Memories are delicious
It was my first attempt to cook sinigang na baka for our family lunch last Sunday. The ingredients were almost complete. Except for Nanay.
In the kitchen, I did as what my mother would do: boil the beef for three hours in the pot, in atay-atay na apoy (slow fire). Cooking, my mother said, is a labor of love. It is in this labor that the flavor of the dish is enhanced. Any quick fix is a kitchen disaster — the meat would not be tender or the broth would be less tasty. It was Candida’s self-imposed rule that any shortcut to cooking was not allowed so any sinigang dish at home should have the fresh, not powdered, tamarind. So, there would only be sinigang on our dining table when tamarind was in season. (Or there would only be sinigang sa bayabas na bangus at home when guavas were aplenty in the neighborhood.)
The food at home has tasted differently since my mother’s passing last May. The kitchen was her domain, the altar where she would, so to speak, offer prayers to God to make the viands she cooked delicious. She would often say in the vernacular: “Cook with a happy heart.” And she would season her cooking with kundiman and harana songs. If not her own voice, she would play on her phone Ruben Tagalog’s Dungawin Mo Hirang or Jo Stafford’s No Other Love to accompany her in the kitchen.
Memories are delicious because in them are the joys of my mother as I watched her do her magic in the kitchen. Like, for instance, the first time she cooked kare-kare last year, she was overjoyed because she discovered that she could “invent” something new for her children. Yes, she forgot to put puso ng saging and peanut butter in her kare-kare but she was happy nevertheless that despite not having those ingredients in the pot, her children sincerely liked what she cooked. Mirth registered in her tone, the way elation would be written on someone’s face after hitting the Lotto jackpot.
Truth is, Candida was our family’s jackpot every time we dined at home, many times under the himbaba-o tree in our backyard. Her excellent cooking was always the reason her five children and her grandchildren would converge at home. Every meal we shared was peppered with love and laughter so that on many occasions we ended up dancing to O Maliwanag na Buwan of Pilita Corrales after our family dinner. One by one, her children would bring her to the dance floor — an ample open space in our yard — and she would just submit herself to our dancing. She would laugh as her hands swung loosely on our shoulders. She would shriek like a child when any of her children would make her turn slowly, her hand tightly clutching onto mine or my brothers’. Our collective joy, so thick one could slice it in the air, was our dessert.
Her physical presence will always be missed every time we dine at home — or every time we attempt to cook in her kitchen.

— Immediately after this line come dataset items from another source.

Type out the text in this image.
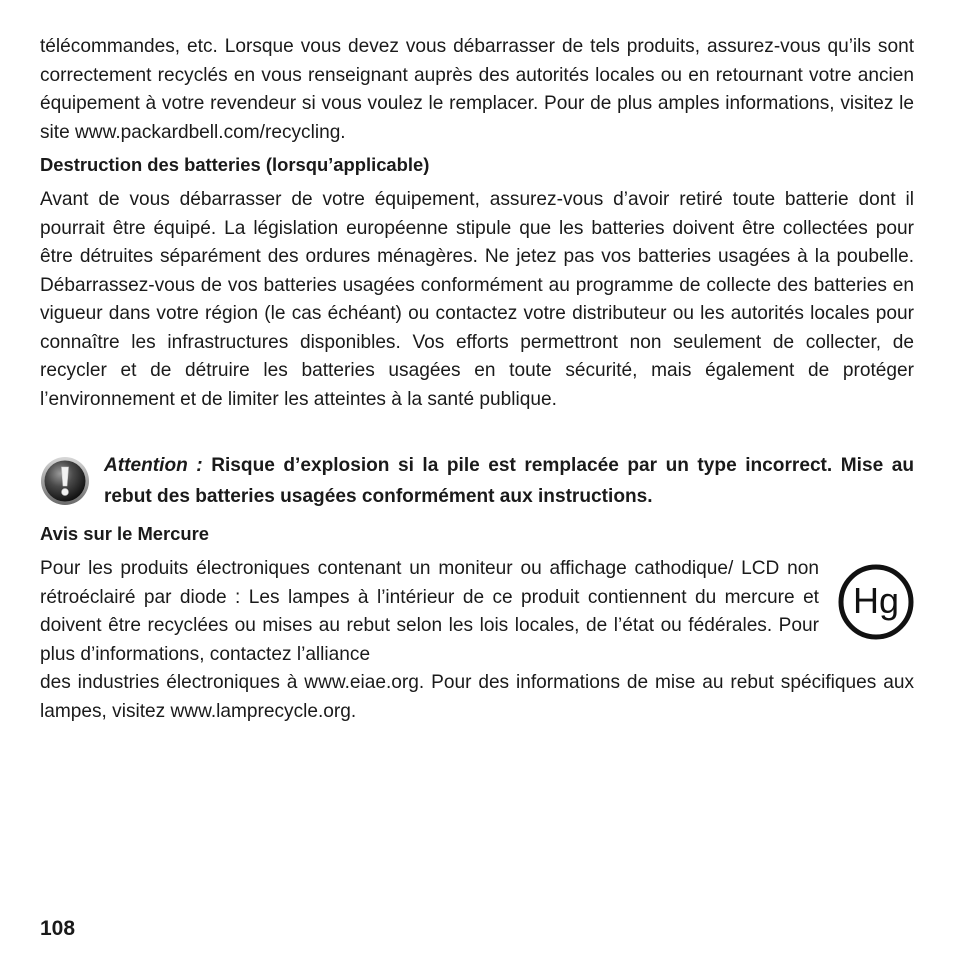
télécommandes, etc. Lorsque vous devez vous débarrasser de tels produits, assurez-vous qu’ils sont correctement recyclés en vous renseignant auprès des autorités locales ou en retournant votre ancien équipement à votre revendeur si vous voulez le remplacer. Pour de plus amples informations, visitez le site www.packardbell.com/recycling.

Destruction des batteries (lorsqu’applicable)

Avant de vous débarrasser de votre équipement, assurez-vous d’avoir retiré toute batterie dont il pourrait être équipé. La législation européenne stipule que les batteries doivent être collectées pour être détruites séparément des ordures ménagères. Ne jetez pas vos batteries usagées à la poubelle. Débarrassez-vous de vos batteries usagées conformément au programme de collecte des batteries en vigueur dans votre région (le cas échéant) ou contactez votre distributeur ou les autorités locales pour connaître les infrastructures disponibles. Vos efforts permettront non seulement de collecter, de recycler et de détruire les batteries usagées en toute sécurité, mais également de protéger l’environnement et de limiter les atteintes à la santé publique.

Attention : Risque d’explosion si la pile est remplacée par un type incorrect. Mise au rebut des batteries usagées conformément aux instructions.

Avis sur le Mercure
Hg

Pour les produits électroniques contenant un moniteur ou affichage cathodique/ LCD non rétroéclairé par diode : Les lampes à l’intérieur de ce produit contiennent du mercure et doivent être recyclées ou mises au rebut selon les lois locales, de l’état ou fédérales. Pour plus d’informations, contactez l’alliance

des industries électroniques à www.eiae.org. Pour des informations de mise au rebut spécifiques aux lampes, visitez www.lamprecycle.org.

108
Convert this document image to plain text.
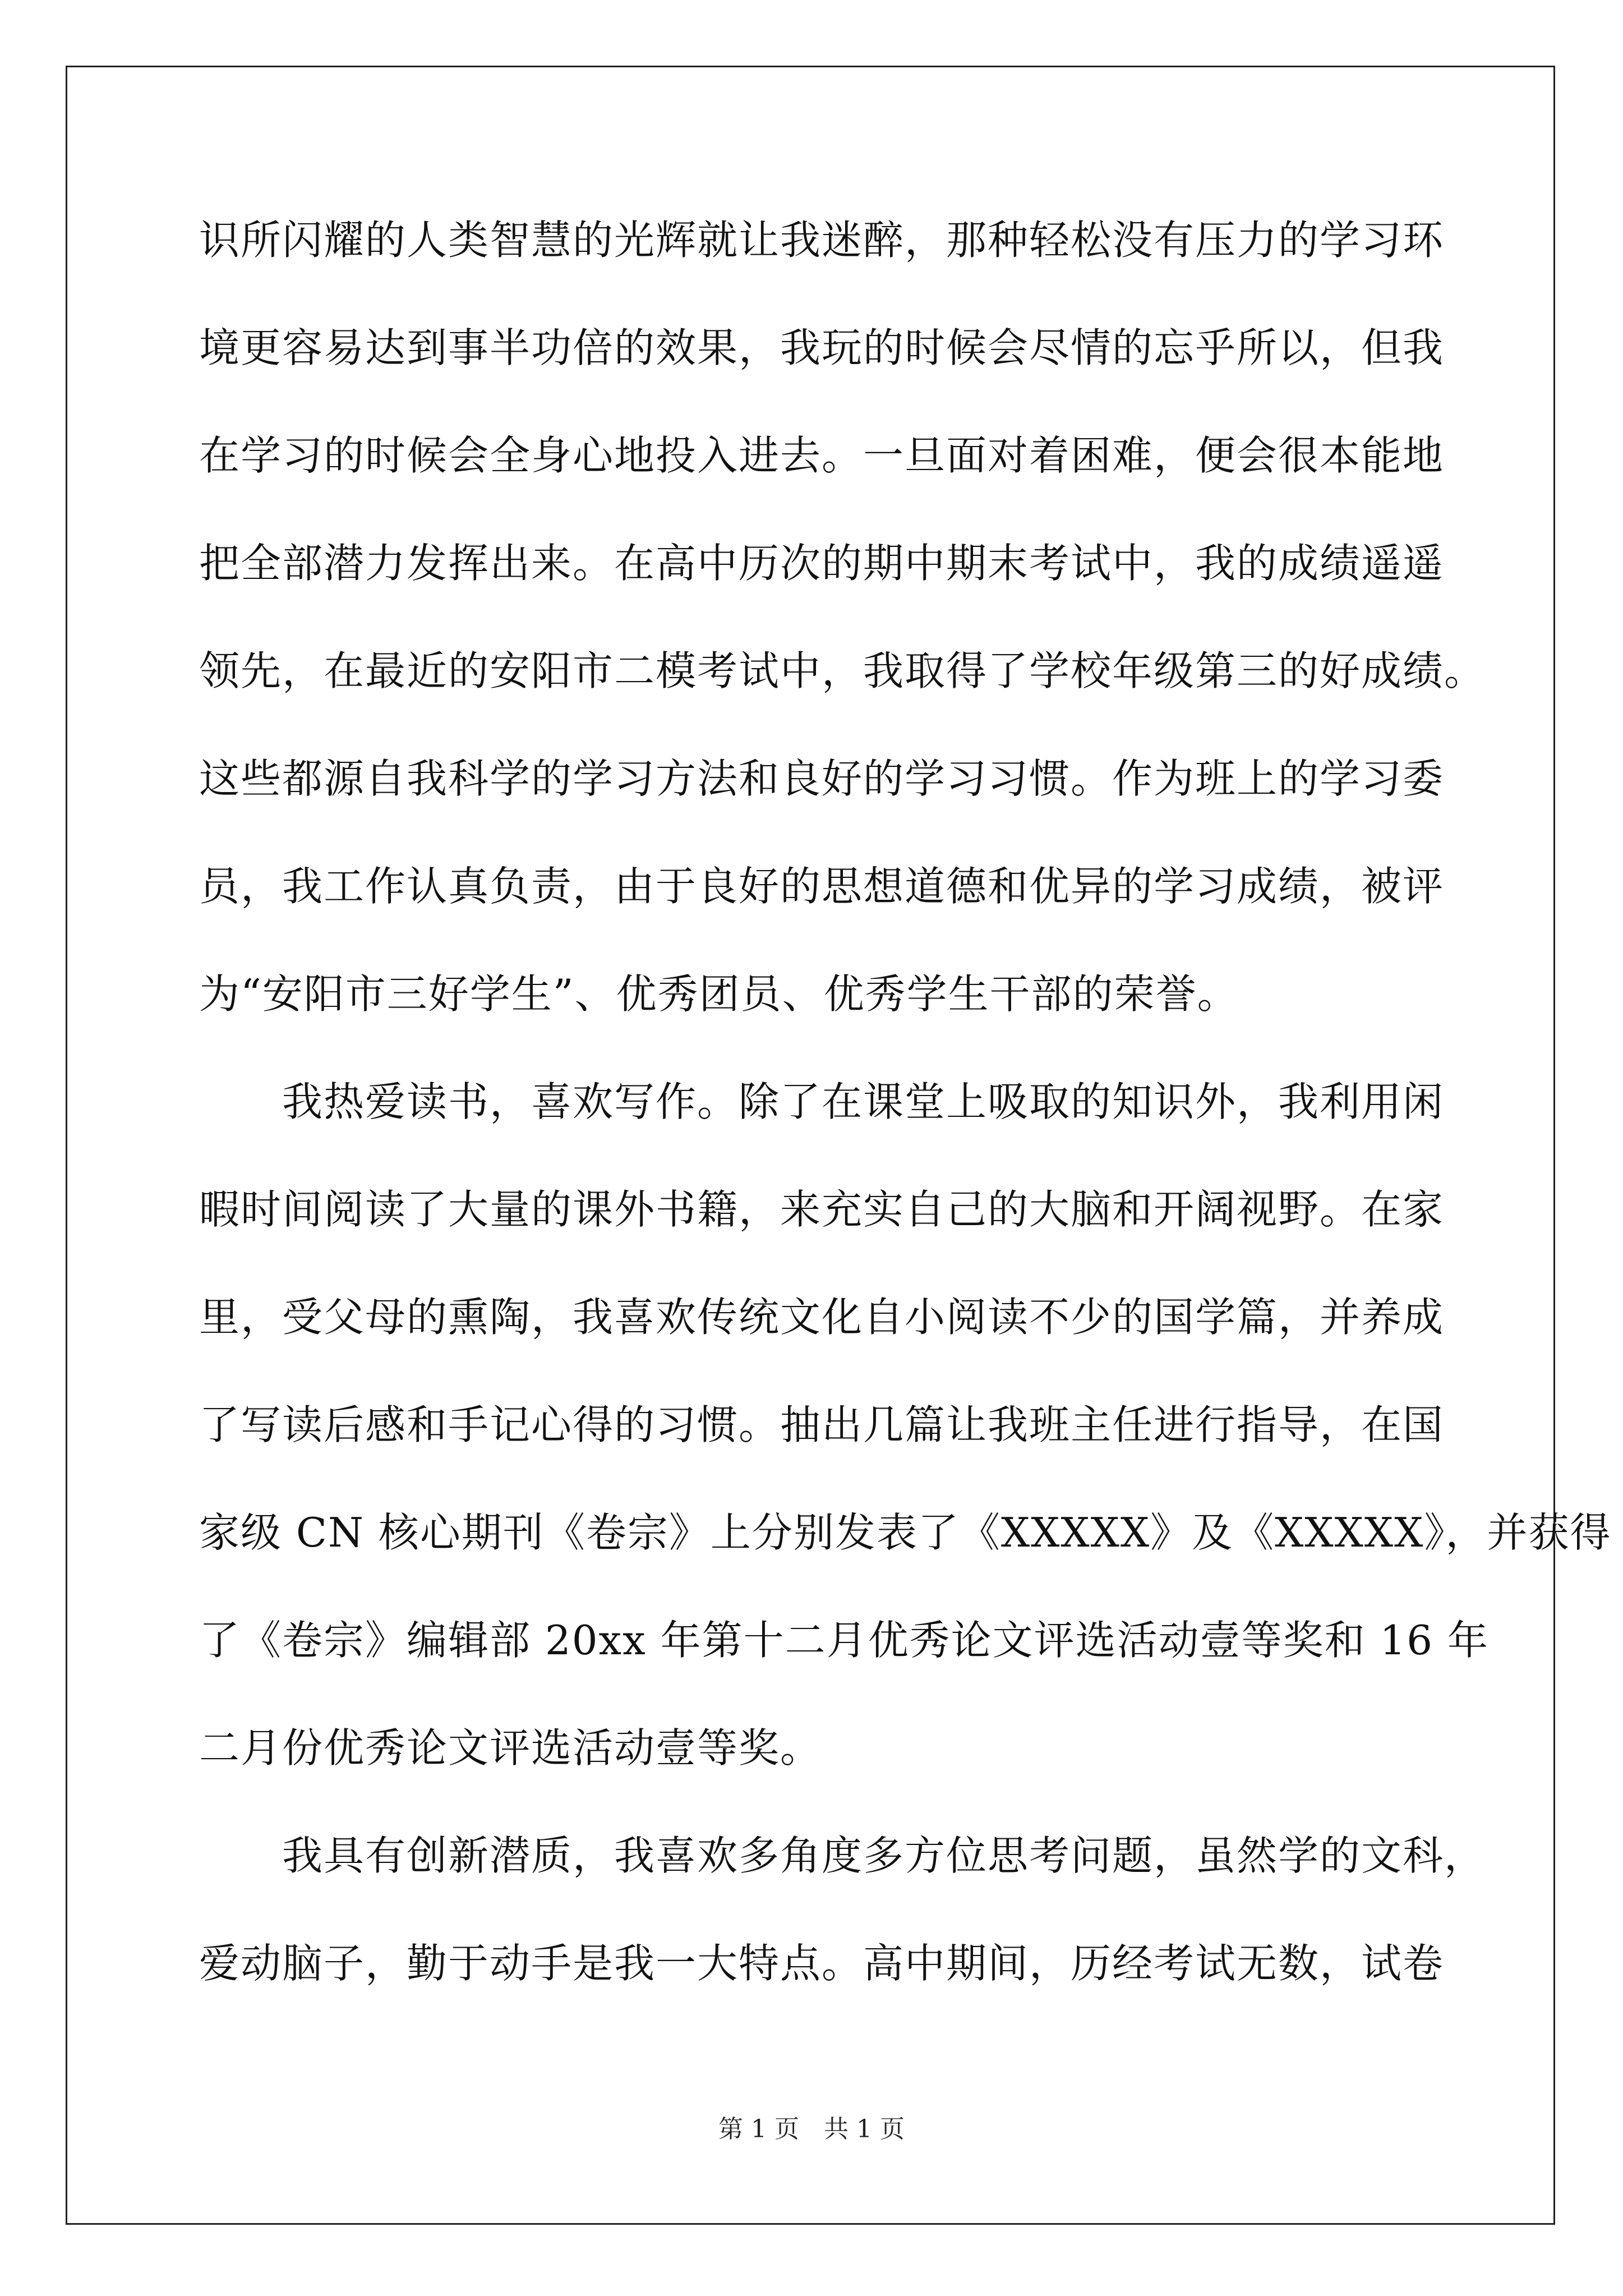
识所闪耀的人类智慧的光辉就让我迷醉，那种轻松没有压力的学习环
境更容易达到事半功倍的效果，我玩的时候会尽情的忘乎所以，但我
在学习的时候会全身心地投入进去。一旦面对着困难，便会很本能地
把全部潜力发挥出来。在高中历次的期中期末考试中，我的成绩遥遥
领先，在最近的安阳市二模考试中，我取得了学校年级第三的好成绩。
这些都源自我科学的学习方法和良好的学习习惯。作为班上的学习委
员，我工作认真负责，由于良好的思想道德和优异的学习成绩，被评
为“安阳市三好学生”、优秀团员、优秀学生干部的荣誉。
　　我热爱读书，喜欢写作。除了在课堂上吸取的知识外，我利用闲
暇时间阅读了大量的课外书籍，来充实自己的大脑和开阔视野。在家
里，受父母的熏陶，我喜欢传统文化自小阅读不少的国学篇，并养成
了写读后感和手记心得的习惯。抽出几篇让我班主任进行指导，在国
家级 CN 核心期刊《卷宗》上分别发表了《XXXXX》及《XXXXX》，并获得
了《卷宗》编辑部 20xx 年第十二月优秀论文评选活动壹等奖和 16 年
二月份优秀论文评选活动壹等奖。
　　我具有创新潜质，我喜欢多角度多方位思考问题，虽然学的文科，
爱动脑子，勤于动手是我一大特点。高中期间，历经考试无数，试卷
第 1 页　共 1 页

Last Sunday when I started to sauté the ingredients for my own version of sinigang na baka, I relied heavily on memories. How would my mother do it?
In the pan I first sauteed the garlic. It smelled good as it danced in cooking oil. I could almost hear my mother: “Mix the onions before the garlic turns golden brown.” When the sliced onions were already translucent, I threw the sliced ripe tomatoes in. The merry mix of sound from the pan was music to my ears. I copied my mother: I cooked with a happy heart as I sang Ang Tangi Kong Pag-ibig, Anak Dalita, and Bituing Marikit.
Captivating was the aroma emanating from the kitchen; so much so that I got excited all the more to cook. Thin smoke hovered above the pan; it danced before it vanished in the air. I took it as a sign that my mother was watching me create magic in the kitchen. There was excitement in me; the same anticipation my mother would have every time she held her magic wand in the kitchen. Memories flooded that moment. They were delicious memories of my mother, a kitchen virtuoso, as she commandeered her favorite spot in the house.
When the tomatoes were crushed finely and they gave out an orange tint in the pan, I scooped out the beef from the pot where I boiled it for three hours earlier and sauteed it, too. Ditto with cubed gabi. Candida always said that gabi needed more time to cook so it was always one of the first to go in the pan.
“Easy on the patis,” my mother would always say. So, I seasoned the dish with just the right amount of fish sauce. When it simmered, I added the broth and the tamarind. On its first boil, I scooped out the tamarind and mashed them in a bowl to get the juice. Using a strainer, I mixed the tamarind juice in the dish and added half a pitcher of hugas bigas.
While waiting for the dish to boil again, I performed more songs in the kitchen. My thought balloon was a prayer, too, that my version of the dish would taste as delicious and divine as my mother’s sinigang na baka.
There were no okra and eggplant but I had puso ng saging, which I sliced into four before putting it in the broth when it started to boil again. Then the sliced radish. The minute I mixed the radish into the symphony in the pan was the moment I knew I made a mistake. My mother always said that the radish, like the gabi, took a longer time to cook. I summoned my mother’s wit to help me correct my mistake but it was already late. I imagined my mother’s wide smile with my kitchen blunder. And I could hear her say: “Lalambot na rin ‘yan sa t’yan (It will get cooked in the stomach).” I just smiled.
The green leaves of kangkong were the last to join the pan. I turned off the stove, covered the pot, and waited for five more minutes before I served lunch last Sunday.
Kuya Ronnie, the eldest in the brood, said it was good, sour enough to soothe the nasal cavity, but it lacked “linam.”
Linam is that yellowish circle of oil in the soupy dish. It makes sinigang na baka more delicious. To create linam, my mother mashed some of the tender fatty parts of the meat against the ladle as it was being sautéed. No shortcut, I heard her say.